Photo: www.thedailybeast.com
Transition from the administrative state to
the state that coordinates. When at the end of
the first decade of this century London and other
cities in the U.K. were engulfed in mass street
riots, David Cameron’s coalition government
reacted by relying on society, not on traditional
mechanisms of regulation (the market or
the state). It initiated reforms under the motto
Great Society.

9. Cooperation between the state and society. Transformative processes in the public sphere impact the mission of the state and the structure, functions and technologies of its policies and governance, on the one hand, and on the content of activities carried on by public associations and structures, on the other. The main hypothesis is that these transformative processes in the public sphere are leading both to a greater role of governmental and non-governmental actors in the formulation and implementation of public policies, and to changes in the system of their relationships with civil associations, aimed to further cooperation. This is combined with a transition from the administrative state to the state that coordinates. Furthermore, the significance of public affairs is increasing in the area of non-governmental activities. When at the end of the first decade of this century London and other cities in the U.K. were engulfed in mass street riots, David Cameron’s coalition government reacted by relying on society, not on traditional mechanisms of regulation (the market or the state). It initiated reforms under the motto Great Society that envisaged the modernization of public governance and public services through public involvement in the processes of control, in the formulation of public policies, assessment of public values, and so forth.

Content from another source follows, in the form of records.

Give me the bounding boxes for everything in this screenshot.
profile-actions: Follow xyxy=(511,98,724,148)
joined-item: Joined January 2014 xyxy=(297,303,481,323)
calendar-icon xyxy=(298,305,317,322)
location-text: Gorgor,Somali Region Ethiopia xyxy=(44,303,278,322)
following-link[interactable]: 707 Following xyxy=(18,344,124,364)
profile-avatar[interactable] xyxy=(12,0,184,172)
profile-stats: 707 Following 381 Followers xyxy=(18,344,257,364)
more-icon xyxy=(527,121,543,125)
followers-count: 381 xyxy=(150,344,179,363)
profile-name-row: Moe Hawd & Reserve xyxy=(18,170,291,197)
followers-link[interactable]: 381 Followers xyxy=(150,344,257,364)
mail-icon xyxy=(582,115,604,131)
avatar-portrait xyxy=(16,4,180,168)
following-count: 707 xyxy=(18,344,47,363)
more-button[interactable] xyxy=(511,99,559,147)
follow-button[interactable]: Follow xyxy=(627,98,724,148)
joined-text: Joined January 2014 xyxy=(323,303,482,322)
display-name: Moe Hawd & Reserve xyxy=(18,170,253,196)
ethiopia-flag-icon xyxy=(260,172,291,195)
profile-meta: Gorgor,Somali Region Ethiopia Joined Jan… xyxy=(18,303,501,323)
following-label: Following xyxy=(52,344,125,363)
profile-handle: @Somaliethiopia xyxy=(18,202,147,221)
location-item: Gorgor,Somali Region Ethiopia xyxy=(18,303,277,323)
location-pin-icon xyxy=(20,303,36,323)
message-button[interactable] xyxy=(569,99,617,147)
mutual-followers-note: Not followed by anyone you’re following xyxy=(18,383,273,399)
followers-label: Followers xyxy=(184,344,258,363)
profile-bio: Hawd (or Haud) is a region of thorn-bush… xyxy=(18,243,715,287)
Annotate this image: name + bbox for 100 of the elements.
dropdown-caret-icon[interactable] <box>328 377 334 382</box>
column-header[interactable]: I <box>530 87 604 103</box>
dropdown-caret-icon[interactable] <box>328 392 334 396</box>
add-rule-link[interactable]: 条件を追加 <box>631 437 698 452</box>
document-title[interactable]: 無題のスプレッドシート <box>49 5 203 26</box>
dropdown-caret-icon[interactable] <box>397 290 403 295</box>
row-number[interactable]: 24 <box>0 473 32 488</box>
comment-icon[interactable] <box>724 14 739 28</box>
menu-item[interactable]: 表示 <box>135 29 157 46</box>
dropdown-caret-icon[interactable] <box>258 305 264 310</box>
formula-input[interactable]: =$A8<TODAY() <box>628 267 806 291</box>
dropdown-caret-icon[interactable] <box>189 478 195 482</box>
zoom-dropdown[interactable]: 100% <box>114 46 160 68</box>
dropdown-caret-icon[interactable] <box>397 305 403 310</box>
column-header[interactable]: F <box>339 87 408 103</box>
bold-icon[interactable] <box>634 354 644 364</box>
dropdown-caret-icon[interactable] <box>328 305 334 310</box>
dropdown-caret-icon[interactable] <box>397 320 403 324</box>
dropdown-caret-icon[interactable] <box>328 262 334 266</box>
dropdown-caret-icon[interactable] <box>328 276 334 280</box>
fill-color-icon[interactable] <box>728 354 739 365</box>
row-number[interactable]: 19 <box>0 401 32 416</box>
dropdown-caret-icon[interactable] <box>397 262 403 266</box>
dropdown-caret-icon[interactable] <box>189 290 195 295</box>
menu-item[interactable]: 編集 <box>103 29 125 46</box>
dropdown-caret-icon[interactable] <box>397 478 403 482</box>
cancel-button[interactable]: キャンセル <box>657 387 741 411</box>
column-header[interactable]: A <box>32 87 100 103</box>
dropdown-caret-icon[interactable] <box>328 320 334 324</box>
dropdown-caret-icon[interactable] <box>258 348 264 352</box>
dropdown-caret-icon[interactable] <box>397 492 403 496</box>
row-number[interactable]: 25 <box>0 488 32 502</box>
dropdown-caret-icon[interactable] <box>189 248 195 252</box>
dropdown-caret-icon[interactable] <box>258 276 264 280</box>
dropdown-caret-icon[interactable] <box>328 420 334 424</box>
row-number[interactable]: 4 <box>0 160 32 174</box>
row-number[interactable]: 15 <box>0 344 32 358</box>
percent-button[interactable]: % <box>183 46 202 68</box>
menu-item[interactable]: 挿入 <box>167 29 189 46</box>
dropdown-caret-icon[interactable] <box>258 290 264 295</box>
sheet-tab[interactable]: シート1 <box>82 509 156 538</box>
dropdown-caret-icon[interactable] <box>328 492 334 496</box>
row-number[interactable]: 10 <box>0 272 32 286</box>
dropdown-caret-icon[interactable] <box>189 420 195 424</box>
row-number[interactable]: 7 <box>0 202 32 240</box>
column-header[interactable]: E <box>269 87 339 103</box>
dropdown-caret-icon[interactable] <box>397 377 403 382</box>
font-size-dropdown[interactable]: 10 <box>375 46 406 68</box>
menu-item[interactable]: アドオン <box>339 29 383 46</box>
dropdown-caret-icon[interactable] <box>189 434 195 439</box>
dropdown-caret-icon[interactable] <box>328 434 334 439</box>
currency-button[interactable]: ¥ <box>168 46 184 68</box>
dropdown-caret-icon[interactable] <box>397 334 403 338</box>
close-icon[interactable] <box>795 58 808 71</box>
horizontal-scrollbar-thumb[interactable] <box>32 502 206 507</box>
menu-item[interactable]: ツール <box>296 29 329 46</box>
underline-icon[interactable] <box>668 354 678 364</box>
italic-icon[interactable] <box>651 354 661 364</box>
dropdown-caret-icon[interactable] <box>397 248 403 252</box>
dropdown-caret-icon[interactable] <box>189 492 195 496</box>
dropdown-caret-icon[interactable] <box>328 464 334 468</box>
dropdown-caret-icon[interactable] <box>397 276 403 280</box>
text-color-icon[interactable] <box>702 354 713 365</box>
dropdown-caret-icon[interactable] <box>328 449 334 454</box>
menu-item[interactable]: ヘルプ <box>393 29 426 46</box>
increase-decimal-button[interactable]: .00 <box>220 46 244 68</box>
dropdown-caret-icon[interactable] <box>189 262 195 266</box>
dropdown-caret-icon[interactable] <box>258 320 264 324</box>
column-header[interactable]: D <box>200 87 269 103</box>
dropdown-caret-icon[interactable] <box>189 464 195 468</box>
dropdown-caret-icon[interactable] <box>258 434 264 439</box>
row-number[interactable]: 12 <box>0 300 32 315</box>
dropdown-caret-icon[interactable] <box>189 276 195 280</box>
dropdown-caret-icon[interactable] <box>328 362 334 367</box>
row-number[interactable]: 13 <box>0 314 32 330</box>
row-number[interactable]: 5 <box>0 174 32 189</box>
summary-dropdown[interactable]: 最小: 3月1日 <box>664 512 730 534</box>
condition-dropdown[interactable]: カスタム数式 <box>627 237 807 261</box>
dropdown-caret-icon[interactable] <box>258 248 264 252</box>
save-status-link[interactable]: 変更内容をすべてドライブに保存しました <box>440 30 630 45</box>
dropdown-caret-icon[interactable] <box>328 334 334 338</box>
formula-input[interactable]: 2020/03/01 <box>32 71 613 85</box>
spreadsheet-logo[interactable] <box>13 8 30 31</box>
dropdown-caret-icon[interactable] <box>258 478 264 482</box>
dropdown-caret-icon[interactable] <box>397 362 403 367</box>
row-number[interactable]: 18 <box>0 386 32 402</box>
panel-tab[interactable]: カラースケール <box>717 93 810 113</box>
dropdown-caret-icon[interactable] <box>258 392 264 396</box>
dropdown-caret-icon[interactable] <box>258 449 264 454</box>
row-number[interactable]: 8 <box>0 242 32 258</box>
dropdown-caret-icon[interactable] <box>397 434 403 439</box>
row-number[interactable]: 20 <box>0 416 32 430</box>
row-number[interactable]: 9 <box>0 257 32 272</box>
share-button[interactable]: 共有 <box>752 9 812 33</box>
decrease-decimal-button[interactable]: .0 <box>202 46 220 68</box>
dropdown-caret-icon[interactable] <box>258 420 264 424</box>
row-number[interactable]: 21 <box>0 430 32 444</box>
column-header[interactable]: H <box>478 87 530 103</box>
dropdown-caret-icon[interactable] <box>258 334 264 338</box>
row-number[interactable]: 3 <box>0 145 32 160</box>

10. Multi-level global governance. Competition among states for global governance has led and will continue to lead to the formation of multi-level global governance, with its overall system combining global, regional and local components. It seems that neither “global hegemony”, nor “cosmopolitan democracy” are destined to materialize. The competitive system of global interactions will be stimulated by the revival of states and their aspiration to become significant participants in using the benefits of globalization and post-globalization. Participation in multi-level global governance is becoming an important asset of state competitiveness. At the same time, the role of global civil society will increase, resulting in ever greater influence that it will have on multi-level global governance. International fora at global (World Social Forum) and regional (European Social Forum) levels will acquire increasing significance.

* * *

In 2008, the West European Politics magazine published an article by Klaus Götz, “Governance as a Path to Government”. This publication symbolized an important turn in science towards the revival of the state, after numerous assertions voiced in the past decades about state crisis in the age of globalization, or reduction of state governance functions in network society. But the question that arises in this connection is what kind of state is about to return?

The answer may apparently be found if we combine several approaches. On the one hand, recent years have seen numerous publications reconstructing the history of the state. The idea set forth in this historical perspective is that the state has managed to survive, but something new is arriving on the scene to supersede its erstwhile types. On the other hand, the historical “dependence path” cannot explain everything. The nature of politics and state governance based on events and developments is expressed in the fact that they are leaving the door open to a variety of possible prospects; consequently it is difficult to produce any definite forecasts. The balance of forces and interests, and relationships of values and ideas will make the situation clear.